Vagabond previously was placed on an 18-month hiatus, beginning in September 2010 and ending in March 2012, because of Inoue’s ongoing health issues. He continued to work on his basketball manga Real, which is released at the more leisurely pace of about one volume per year.
Digital comics | Ethan Gach contemplates what the popularity of tablets means for the comics industry, with a particular focus on comiXology. He points out that the digital distributor offers not only bestsellers but also titles that appeal to a broader audience — and has brought success to some indie creators via its comiXology Submit program. [Forbes]
Academia | Tom Spurgeon talks to Professor Benjamin Saunders, director of the Comics & Cartoon Studies Program at the University of Oregon, which just received a major donation that will serve as an endowment for the program. [The Comics Reporter]
Manga | Kodansha will release a second printing of the January issue of Aria magazine, which features the debut of Hikaru Suruga and Gan Sunaaku’s Attack on Titan spinoff No Regrets. The first printing was five times greater than the magazine’s usual press run — Aria has a verified circulation of 13,667 copies — so with this new printing, the January issue will have 10 times the number of copies of the average issue. [Anime News Network]
Graphic novels | Graphic novel sales are up 6.59 percent in comics shops, and they are also up in bookstores, according to the latest issue of ICv2’s Internal Correspondence. Sales have been increasing in the direct market for a while, but this is the first uptick in bookstore sales since the economy crashed in 2008. There seem to be several factors, including the popularity of television and movie tie-ins — the success of DC’s graphic novel program linked to Man of Steel is singled out — and a turnaround in manga sales. The article winds up with lists of the top properties in a number of different categories. [ICv2]
Digital comics | Here’s today’s news article on Crunchyroll’s new digital manga service, which offers same-day releases of 12 Kodansha manga titles for free and an all-you-can-eat service for $4.99 a month. Tomohiro Osaki interviews Japanese publishing insiders, who are upfront about the fact that this is an attempt to compete with pirate sites, and translator Matt Thorn, who says that better translations on the official site may lure readers away from scanlations. [The Japan Times]
Comics | You can’t buy this kind of publicity: Before the comic has even debuted, the U.K. tabloid the Daily Mail eagerly reports Royal Descent is being “slammed” by critics for its depiction of a thinly disguised Royal Family forced to fight to the death in a Battle Royale- or Hunger Games-style tournament. Not content to let the book be “slammed” by anonymous “enthusiasts,” writer John Farman joins in, saying, “I personally believe this is possibly the most controversial comic book to ever come out of the United Kingdom.” How’s that for hype? Royal Descent #1 arrives Nov. 6 from Edinburgh publisher Black Hearted Press. [Daily Mail]
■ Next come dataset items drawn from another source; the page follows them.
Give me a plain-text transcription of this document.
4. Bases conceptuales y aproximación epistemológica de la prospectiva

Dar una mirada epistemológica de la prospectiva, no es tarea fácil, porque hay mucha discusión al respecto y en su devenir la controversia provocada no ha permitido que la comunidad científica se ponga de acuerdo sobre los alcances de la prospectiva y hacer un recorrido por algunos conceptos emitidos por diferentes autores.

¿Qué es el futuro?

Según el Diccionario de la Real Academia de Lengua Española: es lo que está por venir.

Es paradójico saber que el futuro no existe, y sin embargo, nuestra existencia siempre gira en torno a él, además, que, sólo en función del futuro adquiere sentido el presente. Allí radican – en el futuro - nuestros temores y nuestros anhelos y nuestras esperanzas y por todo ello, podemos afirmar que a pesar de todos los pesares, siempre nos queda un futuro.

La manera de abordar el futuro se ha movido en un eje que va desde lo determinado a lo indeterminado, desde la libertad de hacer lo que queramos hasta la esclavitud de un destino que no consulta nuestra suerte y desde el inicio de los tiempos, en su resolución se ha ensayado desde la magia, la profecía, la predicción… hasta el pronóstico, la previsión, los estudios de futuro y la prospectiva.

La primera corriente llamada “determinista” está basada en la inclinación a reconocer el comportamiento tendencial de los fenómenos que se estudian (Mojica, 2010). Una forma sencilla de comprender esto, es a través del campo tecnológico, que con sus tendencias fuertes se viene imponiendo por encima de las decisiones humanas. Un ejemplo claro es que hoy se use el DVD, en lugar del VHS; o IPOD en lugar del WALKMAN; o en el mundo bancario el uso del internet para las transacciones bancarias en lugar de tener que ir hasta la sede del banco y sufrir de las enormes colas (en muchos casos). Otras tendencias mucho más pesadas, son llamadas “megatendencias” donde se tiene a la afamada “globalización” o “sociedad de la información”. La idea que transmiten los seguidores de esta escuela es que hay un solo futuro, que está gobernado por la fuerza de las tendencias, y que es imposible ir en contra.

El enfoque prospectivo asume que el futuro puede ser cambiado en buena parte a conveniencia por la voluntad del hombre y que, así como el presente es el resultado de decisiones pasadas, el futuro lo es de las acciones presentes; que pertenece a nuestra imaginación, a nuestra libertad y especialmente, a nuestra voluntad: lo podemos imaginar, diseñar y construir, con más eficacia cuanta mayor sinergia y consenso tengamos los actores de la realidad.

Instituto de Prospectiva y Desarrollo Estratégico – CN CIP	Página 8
Digital comics | Deb Aoki fleshes out some of the details of Crunchyroll’s new streaming manga service, which will feature chapters of Kodansha manga the same day they are released in Japan, for free. The subscription service allows readers access to all chapters of the manga for a monthly fee, not unlike Marvel Unlimited. [Publishers Weekly]
Beginning Wednesday, the streaming anime website Crunchyroll will offer digital manga from Japan’s biggest publisher, Kodansha — some of them on the same day they’re released in Japan.
The service will kick off with 12 series, including Attack on Titan, which is one of the top-selling manga in the United States right now, Fairy Tail, and Ken Akamatsu’s new series UQ Holder. And they will be available in 170 countries, including the United States (where many of the same titles are published in print by Kodansha Comics, which also releases them digitally on Kindle and other e-book platforms). Readers will be able to access the manga via a web browser and can read them on Android or iOS devices as well as desktop or laptop computers.